- Lorentzville Location within Gauteng Lorentzville Location within South Africa
- Coordinates: 26°11′24″S 28°04′08″E﻿ / ﻿26.190°S 28.069°E
- Country: South Africa
- Province: Gauteng
- Municipality: City of Johannesburg
- Main Place: Johannesburg
- Established: 1892

Area
- • Total: 0.40 km^{2} (0.15 sq mi)

Population (2011)
- • Total: 3,032
- • Density: 7,600/km^{2} (20,000/sq mi)

Racial makeup (2011)
- • Black African: 90.0%
- • Coloured: 4.8%
- • Indian/Asian: 2.8%
- • White: 2.3%
- • Other: 0.1%

First languages (2011)
- • Zulu: 27.5%
- • English: 19.2%
- • Southern Ndebele: 10.2%
- • Xhosa: 7.4%
- • Other: 35.6%
- Time zone: UTC+2 (SAST)
- Postal code (street): 2094

= Lorentzville =

Lorentzville is a suburb of Johannesburg, South Africa. It is a small suburb found on the eastern edge of the Johannesburg central business district (CBD), tucked between the suburbs of Bertrams and Judith's Paarl, with Troyeville to the south. It is located in Region F of the City of Johannesburg Metropolitan Municipality.

==History==
The suburb was founded on one of the original farms on the Witwatersrand, after a strip of land was sold from the farm Doornfontein. The suburbs name has its origins in the name of the Lorentz family, who had lived both in Pretoria and on the Witwatersrand in the Bezuidenhout Valley. JG van Boeschoten, J. Lorentz and R.F. Bertram would purchase the land. It was laid out from 1892 but was later resurveyed in 1902.
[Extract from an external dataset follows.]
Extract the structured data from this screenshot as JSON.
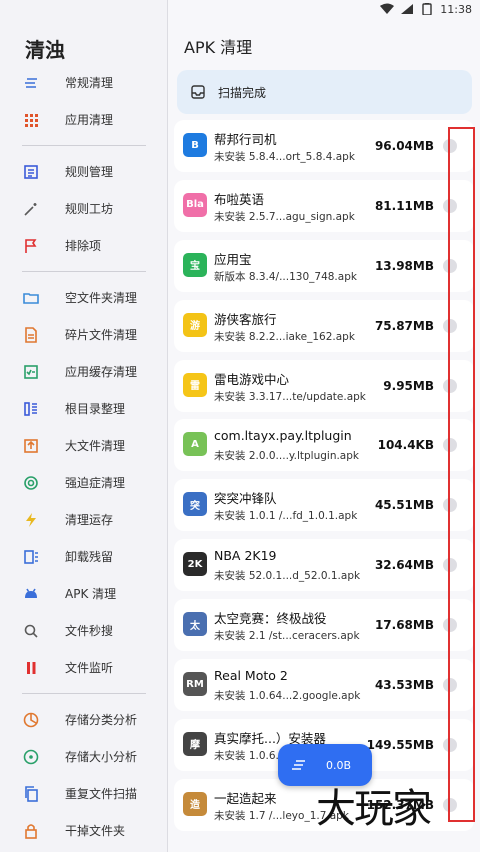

It was previously a predominantly working class Jewish suburb and became associated with prominent Jewish South Africans such as Sol Kerzner and William Kentridge. It was home to the Lorentzville Shul, formally known as the Bertrams Hebrew Congregation, which now operates as an art studio. It later became a hub for the Portuguese South African community, before becoming multi-ethnic.